Em primeiro lugar, cumpre esclarecer que a relevância dessa obra adquire ainda mais gravidade quando observamos que, sem dúvida, trata-se de um dos livros menos entusiasmados do autor com o fenômeno da globalização. Recordemos que Giddens, na qualidade de autêntico “guru” de uma geração de dirigentes auto-intitulados “socialdemocratas”, tem exercido uma força indiscutivelmente poderosa sobre as mentes de parcela considerável das elites ocidentais. No caso do Brasil, o Presidente Fernando Henrique nunca escondeu sua preferência pelas teses pragmáticas de Giddens, com quem tem mantido contatos freqüentes. No entanto, o impacto de sua última publicação não chegou a ser avaliada junto à opinião de sua fiel clientela.

De qualquer forma, o próprio título da publicação causa algo de desconcertante em todos nós. O reconhecimento do “mundo em descontrole” funciona, de chofre, como uma alerta contra o estado de coisas na conjectura da globalização.

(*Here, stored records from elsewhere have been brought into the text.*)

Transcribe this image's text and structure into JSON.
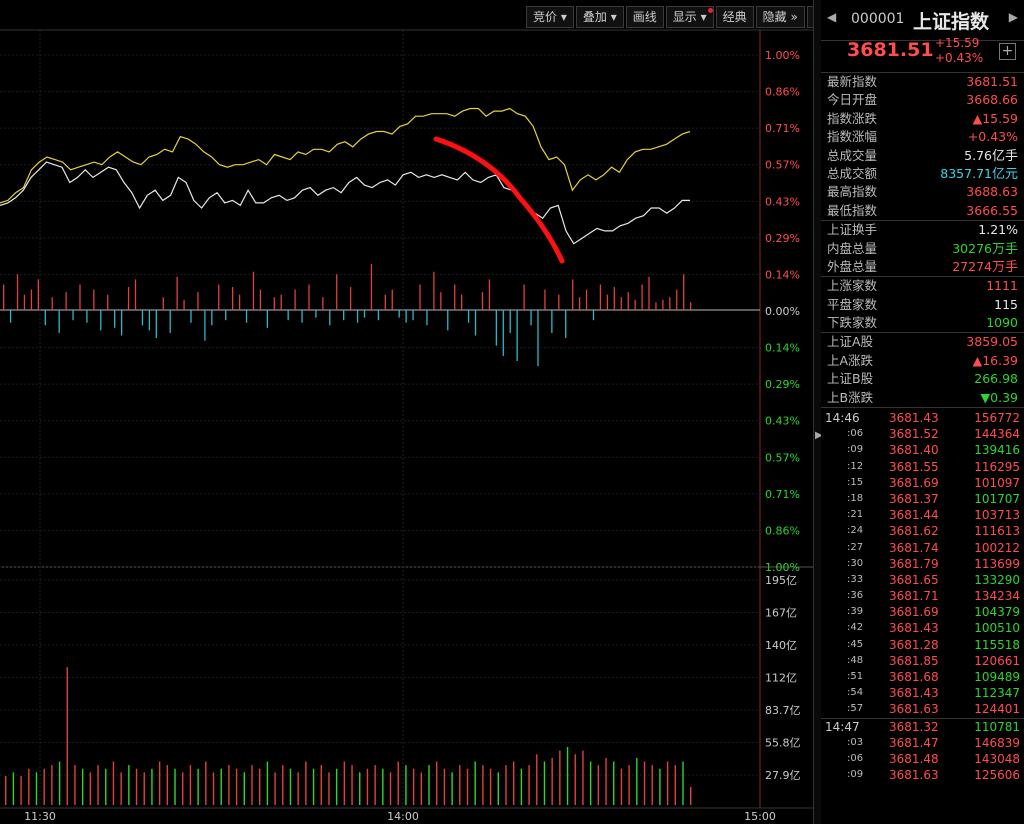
{
  "toolbar": {
    "buttons": [
      {
        "label": "竞价",
        "dropdown": true
      },
      {
        "label": "叠加",
        "dropdown": true
      },
      {
        "label": "画线",
        "dropdown": false
      },
      {
        "label": "显示",
        "dropdown": true
      },
      {
        "label": "经典",
        "dropdown": false
      },
      {
        "label": "隐藏",
        "dropdown": false
      }
    ],
    "fullscreen_icon": "fullscreen-icon"
  },
  "chart_data": {
    "type": "line",
    "pct_axis_labels": [
      "1.00%",
      "0.86%",
      "0.71%",
      "0.57%",
      "0.43%",
      "0.29%",
      "0.14%",
      "0.00%",
      "0.14%",
      "0.29%",
      "0.43%",
      "0.57%",
      "0.71%",
      "0.86%",
      "1.00%"
    ],
    "volume_axis_labels": [
      "195亿",
      "167亿",
      "140亿",
      "112亿",
      "83.7亿",
      "55.8亿",
      "27.9亿"
    ],
    "time_labels": [
      "11:30",
      "14:00",
      "15:00"
    ],
    "series": [
      {
        "color": "#e6d23a",
        "values": [
          0.42,
          0.43,
          0.46,
          0.48,
          0.55,
          0.58,
          0.6,
          0.59,
          0.58,
          0.55,
          0.56,
          0.57,
          0.58,
          0.57,
          0.6,
          0.62,
          0.6,
          0.58,
          0.57,
          0.6,
          0.61,
          0.63,
          0.62,
          0.68,
          0.67,
          0.65,
          0.62,
          0.6,
          0.57,
          0.56,
          0.57,
          0.57,
          0.58,
          0.59,
          0.57,
          0.61,
          0.6,
          0.59,
          0.62,
          0.61,
          0.63,
          0.63,
          0.62,
          0.65,
          0.66,
          0.64,
          0.67,
          0.69,
          0.7,
          0.7,
          0.69,
          0.72,
          0.73,
          0.76,
          0.76,
          0.77,
          0.77,
          0.77,
          0.76,
          0.78,
          0.79,
          0.79,
          0.76,
          0.78,
          0.78,
          0.79,
          0.77,
          0.76,
          0.72,
          0.64,
          0.59,
          0.6,
          0.57,
          0.47,
          0.51,
          0.53,
          0.51,
          0.53,
          0.56,
          0.54,
          0.59,
          0.62,
          0.63,
          0.63,
          0.64,
          0.65,
          0.67,
          0.69,
          0.7
        ]
      },
      {
        "color": "#e8e8e8",
        "values": [
          0.41,
          0.42,
          0.44,
          0.47,
          0.52,
          0.55,
          0.58,
          0.57,
          0.56,
          0.5,
          0.52,
          0.55,
          0.52,
          0.54,
          0.56,
          0.55,
          0.5,
          0.46,
          0.4,
          0.45,
          0.47,
          0.43,
          0.45,
          0.52,
          0.5,
          0.43,
          0.4,
          0.44,
          0.46,
          0.42,
          0.43,
          0.41,
          0.47,
          0.42,
          0.42,
          0.44,
          0.45,
          0.43,
          0.44,
          0.47,
          0.48,
          0.45,
          0.47,
          0.48,
          0.46,
          0.5,
          0.52,
          0.49,
          0.48,
          0.5,
          0.51,
          0.49,
          0.53,
          0.54,
          0.52,
          0.53,
          0.52,
          0.53,
          0.52,
          0.51,
          0.54,
          0.51,
          0.5,
          0.52,
          0.53,
          0.48,
          0.47,
          0.44,
          0.4,
          0.38,
          0.36,
          0.4,
          0.41,
          0.31,
          0.26,
          0.28,
          0.3,
          0.32,
          0.31,
          0.31,
          0.33,
          0.34,
          0.36,
          0.37,
          0.4,
          0.4,
          0.38,
          0.4,
          0.43,
          0.43
        ]
      }
    ],
    "bars": [
      0.1,
      -0.05,
      0.14,
      0.06,
      0.08,
      0.12,
      -0.06,
      0.05,
      -0.09,
      0.07,
      -0.04,
      0.1,
      -0.05,
      0.08,
      -0.08,
      0.06,
      -0.07,
      -0.1,
      0.09,
      0.12,
      -0.06,
      -0.08,
      -0.11,
      0.05,
      -0.09,
      0.13,
      0.04,
      -0.05,
      0.07,
      -0.12,
      -0.06,
      0.1,
      -0.04,
      0.09,
      0.06,
      -0.05,
      0.15,
      0.08,
      -0.07,
      0.05,
      0.06,
      -0.04,
      0.08,
      -0.05,
      0.1,
      -0.03,
      0.05,
      -0.06,
      0.14,
      -0.04,
      0.09,
      -0.05,
      -0.03,
      0.18,
      -0.04,
      0.06,
      0.08,
      -0.03,
      -0.05,
      -0.04,
      0.1,
      -0.06,
      0.15,
      0.07,
      -0.08,
      0.1,
      0.06,
      -0.05,
      -0.1,
      0.07,
      0.12,
      -0.14,
      -0.18,
      -0.09,
      -0.2,
      0.1,
      -0.06,
      -0.22,
      0.08,
      -0.09,
      0.06,
      -0.11,
      0.12,
      0.05,
      0.08,
      -0.04,
      0.1,
      0.06,
      0.09,
      0.05,
      0.07,
      0.04,
      0.1,
      0.13,
      0.03,
      0.04,
      0.05,
      0.08,
      0.14,
      0.03
    ],
    "volume": [
      8,
      9,
      8,
      10,
      9,
      10,
      11,
      12,
      38,
      11,
      10,
      9,
      11,
      10,
      12,
      9,
      11,
      10,
      9,
      10,
      12,
      11,
      10,
      9,
      11,
      10,
      12,
      9,
      10,
      11,
      10,
      9,
      11,
      10,
      12,
      9,
      11,
      10,
      9,
      12,
      10,
      11,
      9,
      10,
      12,
      11,
      9,
      10,
      11,
      10,
      9,
      12,
      11,
      10,
      9,
      11,
      12,
      10,
      9,
      11,
      10,
      12,
      11,
      10,
      9,
      11,
      12,
      10,
      11,
      14,
      12,
      13,
      15,
      16,
      14,
      15,
      12,
      11,
      13,
      12,
      10,
      11,
      13,
      12,
      11,
      10,
      12,
      11,
      12,
      5
    ]
  },
  "panel": {
    "code": "000001",
    "name": "上证指数",
    "price": "3681.51",
    "change": "+15.59",
    "change_pct": "+0.43%",
    "stats": [
      {
        "label": "最新指数",
        "value": "3681.51",
        "color": "red"
      },
      {
        "label": "今日开盘",
        "value": "3668.66",
        "color": "red"
      },
      {
        "label": "指数涨跌",
        "value": "▲15.59",
        "color": "red"
      },
      {
        "label": "指数涨幅",
        "value": "+0.43%",
        "color": "red"
      },
      {
        "label": "总成交量",
        "value": "5.76",
        "unit": "亿手",
        "color": "white"
      },
      {
        "label": "总成交额",
        "value": "8357.71",
        "unit": "亿元",
        "color": "cyan"
      },
      {
        "label": "最高指数",
        "value": "3688.63",
        "color": "red"
      },
      {
        "label": "最低指数",
        "value": "3666.55",
        "color": "red"
      },
      {
        "label": "上证换手",
        "value": "1.21%",
        "color": "white",
        "sep": "before"
      },
      {
        "label": "内盘总量",
        "value": "30276",
        "unit": "万手",
        "color": "green"
      },
      {
        "label": "外盘总量",
        "value": "27274",
        "unit": "万手",
        "color": "red"
      },
      {
        "label": "上涨家数",
        "value": "1111",
        "color": "red",
        "sep": "before"
      },
      {
        "label": "平盘家数",
        "value": "115",
        "color": "white"
      },
      {
        "label": "下跌家数",
        "value": "1090",
        "color": "green"
      },
      {
        "label": "上证A股",
        "value": "3859.05",
        "color": "red",
        "sep": "before"
      },
      {
        "label": "上A涨跌",
        "value": "▲16.39",
        "color": "red"
      },
      {
        "label": "上证B股",
        "value": "266.98",
        "color": "green"
      },
      {
        "label": "上B涨跌",
        "value": "▼0.39",
        "color": "green"
      }
    ],
    "ticks": [
      {
        "t": "14:46",
        "sub": false,
        "p": "3681.43",
        "q": "156772",
        "qc": "red"
      },
      {
        "t": ":06",
        "sub": true,
        "p": "3681.52",
        "q": "144364",
        "qc": "red"
      },
      {
        "t": ":09",
        "sub": true,
        "p": "3681.40",
        "q": "139416",
        "qc": "green"
      },
      {
        "t": ":12",
        "sub": true,
        "p": "3681.55",
        "q": "116295",
        "qc": "red"
      },
      {
        "t": ":15",
        "sub": true,
        "p": "3681.69",
        "q": "101097",
        "qc": "red"
      },
      {
        "t": ":18",
        "sub": true,
        "p": "3681.37",
        "q": "101707",
        "qc": "green"
      },
      {
        "t": ":21",
        "sub": true,
        "p": "3681.44",
        "q": "103713",
        "qc": "red"
      },
      {
        "t": ":24",
        "sub": true,
        "p": "3681.62",
        "q": "111613",
        "qc": "red"
      },
      {
        "t": ":27",
        "sub": true,
        "p": "3681.74",
        "q": "100212",
        "qc": "red"
      },
      {
        "t": ":30",
        "sub": true,
        "p": "3681.79",
        "q": "113699",
        "qc": "red"
      },
      {
        "t": ":33",
        "sub": true,
        "p": "3681.65",
        "q": "133290",
        "qc": "green"
      },
      {
        "t": ":36",
        "sub": true,
        "p": "3681.71",
        "q": "134234",
        "qc": "red"
      },
      {
        "t": ":39",
        "sub": true,
        "p": "3681.69",
        "q": "104379",
        "qc": "green"
      },
      {
        "t": ":42",
        "sub": true,
        "p": "3681.43",
        "q": "100510",
        "qc": "green"
      },
      {
        "t": ":45",
        "sub": true,
        "p": "3681.28",
        "q": "115518",
        "qc": "green"
      },
      {
        "t": ":48",
        "sub": true,
        "p": "3681.85",
        "q": "120661",
        "qc": "red"
      },
      {
        "t": ":51",
        "sub": true,
        "p": "3681.68",
        "q": "109489",
        "qc": "green"
      },
      {
        "t": ":54",
        "sub": true,
        "p": "3681.43",
        "q": "112347",
        "qc": "green"
      },
      {
        "t": ":57",
        "sub": true,
        "p": "3681.63",
        "q": "124401",
        "qc": "red"
      },
      {
        "t": "14:47",
        "sub": false,
        "p": "3681.32",
        "q": "110781",
        "qc": "green"
      },
      {
        "t": ":03",
        "sub": true,
        "p": "3681.47",
        "q": "146839",
        "qc": "red"
      },
      {
        "t": ":06",
        "sub": true,
        "p": "3681.48",
        "q": "143048",
        "qc": "red"
      },
      {
        "t": ":09",
        "sub": true,
        "p": "3681.63",
        "q": "125606",
        "qc": "red"
      }
    ]
  }
}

Trata-se, na verdade, de uma coletânea de conferências proferidas, em 1999, pelo professor Giddens para a rede BBC. Tais conferências, que acontecem anualmente, despertam o interesse de todos, porque necessariamente se debruçam sobre temas e problemas que afetam o estado do mundo em que habitamos.

Sr. Presidente, já na introdução do livro, Giddens faz questão de se filiar à esteira do Iluminismo, comprometendo-se à máxima que diz: “quanto mais formos capazes de compreender racionalmente o mundo, e a nós mesmos, mais poderemos moldar a história para nossos próprios propósitos.” Nesse sentido, se associa às empreitadas intelectuais executadas por Marx e Weber há quase cem anos.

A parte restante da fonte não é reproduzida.